253 In these circumstances, I am not satisfied that the plaintiff will be unable to complete further study and clinical work.
254 Whilst she has treated the plaintiff since 2008, seeing her on a frequent basis,[78] Dr Wadsley conceded her estimate of 15 to 20 hours per week was “rubbery”.
[78]T106
255 This assessment was based largely on one exacerbation when the plaintiff attended a three-hour lecture,[79] a situation vastly different to what the plaintiff would encounter in private practice as a psychologist, where she could alter her posture and regulate her hours.[80]
[79]T72
[80]T96
256 I accept that Dr Wadsley did not make any concessions as to the light nature of work as a psychologist and that she really did not address the fact that a treating consultant psychologist could get up and walk around during a consultation. She did not say the plaintiff could not work in that role because of her physical restrictions; rather, the problem would be a client’s reaction to a treating psychologist who was not in the one position throughout the consultation.[81]
[81]T96
257 Further, I accept that Dr Wadsley clearly stated she expected future improvement in the plaintiff’s functional capacity, including her ability to function in the workplace.[82]
[82]T97
258 The onus is on the plaintiff to identify the requisite economic loss into the foreseeable future. In my view, this onus has not been discharged.
259 There is a whole new career path ahead for the plaintiff when she completes her study, whether as a counsellor, trained psychologist or online interviewer, roles she has not yet tried.[83]
[83]T95
260 In the future, I accept the landscape will change and the plaintiff’s ability to earn income will significantly change, both because of her additional qualifications and the functional improvement anticipated by Dr Wadsley.[84]
[84]T97
261 At this relatively early stage in the plaintiff’s study, having completed the first Bachelor degree and a year away from the second by way of Honors and then Masters, I am not satisfied the plaintiff will not finish the course, given her high academic success. I am not satisfied she would be unable to undertake supervision required before she could go into private practice.
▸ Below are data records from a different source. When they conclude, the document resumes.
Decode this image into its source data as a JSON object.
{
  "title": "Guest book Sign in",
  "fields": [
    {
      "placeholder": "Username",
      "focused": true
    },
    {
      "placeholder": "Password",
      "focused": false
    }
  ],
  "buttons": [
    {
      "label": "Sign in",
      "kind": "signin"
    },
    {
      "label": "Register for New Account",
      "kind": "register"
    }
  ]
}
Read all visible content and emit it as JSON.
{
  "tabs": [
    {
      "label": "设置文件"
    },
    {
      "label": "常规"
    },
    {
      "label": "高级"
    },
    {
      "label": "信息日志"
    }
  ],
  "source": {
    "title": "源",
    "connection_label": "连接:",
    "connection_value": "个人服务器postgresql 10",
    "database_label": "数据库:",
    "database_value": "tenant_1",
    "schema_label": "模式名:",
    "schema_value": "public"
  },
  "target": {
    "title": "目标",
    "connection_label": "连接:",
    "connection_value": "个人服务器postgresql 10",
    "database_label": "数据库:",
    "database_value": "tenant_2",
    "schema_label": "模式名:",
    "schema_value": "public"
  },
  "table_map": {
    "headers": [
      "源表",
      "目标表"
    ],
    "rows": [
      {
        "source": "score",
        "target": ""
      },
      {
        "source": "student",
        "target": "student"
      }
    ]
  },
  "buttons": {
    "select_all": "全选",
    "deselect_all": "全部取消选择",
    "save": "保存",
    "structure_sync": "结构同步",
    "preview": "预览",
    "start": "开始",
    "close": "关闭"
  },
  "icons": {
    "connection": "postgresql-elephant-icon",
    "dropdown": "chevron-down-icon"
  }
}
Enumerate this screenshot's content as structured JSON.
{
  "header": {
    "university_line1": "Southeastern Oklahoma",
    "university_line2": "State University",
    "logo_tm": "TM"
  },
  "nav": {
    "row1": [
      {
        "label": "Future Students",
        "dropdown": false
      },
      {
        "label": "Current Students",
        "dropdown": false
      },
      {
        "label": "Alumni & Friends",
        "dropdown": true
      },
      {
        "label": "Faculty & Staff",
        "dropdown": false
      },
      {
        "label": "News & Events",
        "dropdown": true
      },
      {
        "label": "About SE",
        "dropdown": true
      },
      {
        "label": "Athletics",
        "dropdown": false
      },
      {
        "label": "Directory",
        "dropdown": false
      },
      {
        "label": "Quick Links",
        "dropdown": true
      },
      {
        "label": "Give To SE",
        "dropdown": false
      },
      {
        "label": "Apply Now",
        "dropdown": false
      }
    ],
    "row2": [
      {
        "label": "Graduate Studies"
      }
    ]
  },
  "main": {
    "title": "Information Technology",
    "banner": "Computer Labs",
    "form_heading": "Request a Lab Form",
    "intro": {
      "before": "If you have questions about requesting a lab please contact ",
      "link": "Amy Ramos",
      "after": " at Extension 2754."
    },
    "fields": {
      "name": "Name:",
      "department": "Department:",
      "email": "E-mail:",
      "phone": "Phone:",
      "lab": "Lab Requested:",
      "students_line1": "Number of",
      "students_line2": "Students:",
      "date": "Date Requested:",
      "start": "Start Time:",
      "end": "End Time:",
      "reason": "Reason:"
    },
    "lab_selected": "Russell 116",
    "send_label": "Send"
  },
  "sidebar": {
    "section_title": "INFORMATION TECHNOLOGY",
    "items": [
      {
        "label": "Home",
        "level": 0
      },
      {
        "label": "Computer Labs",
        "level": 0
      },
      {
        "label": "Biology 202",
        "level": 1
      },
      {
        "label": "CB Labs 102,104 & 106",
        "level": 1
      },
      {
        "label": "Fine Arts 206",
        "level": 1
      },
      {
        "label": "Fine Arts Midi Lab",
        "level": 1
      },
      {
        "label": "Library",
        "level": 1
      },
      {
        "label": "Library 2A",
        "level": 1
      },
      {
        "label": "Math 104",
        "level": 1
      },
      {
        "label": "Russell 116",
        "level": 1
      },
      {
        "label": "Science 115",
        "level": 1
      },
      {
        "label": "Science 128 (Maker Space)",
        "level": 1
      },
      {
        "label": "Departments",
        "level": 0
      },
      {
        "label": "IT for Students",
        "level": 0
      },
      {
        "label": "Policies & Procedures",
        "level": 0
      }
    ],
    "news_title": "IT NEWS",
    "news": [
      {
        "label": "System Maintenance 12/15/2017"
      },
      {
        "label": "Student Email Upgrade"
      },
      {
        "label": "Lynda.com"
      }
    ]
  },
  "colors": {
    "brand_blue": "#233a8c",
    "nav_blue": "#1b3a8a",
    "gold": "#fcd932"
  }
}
262 I am not satisfied, having completed the necessary qualifications, the plaintiff in private practice would be unable to work in excess of 31 hours per week in what is the lightest of jobs where she could control her hours and client load and move around when needed.
263 I am not satisfied the plaintiff, on a permanent basis, will not have the capacity to earn in excess of $1,096 per week.
264 Accordingly, in terms of earning capacity, the plaintiff has not discharged the requisite onus and her application in this regard is dismissed.[85]
[85]T93
265 Leave is granted to bring proceedings for damages for pain and suffering only.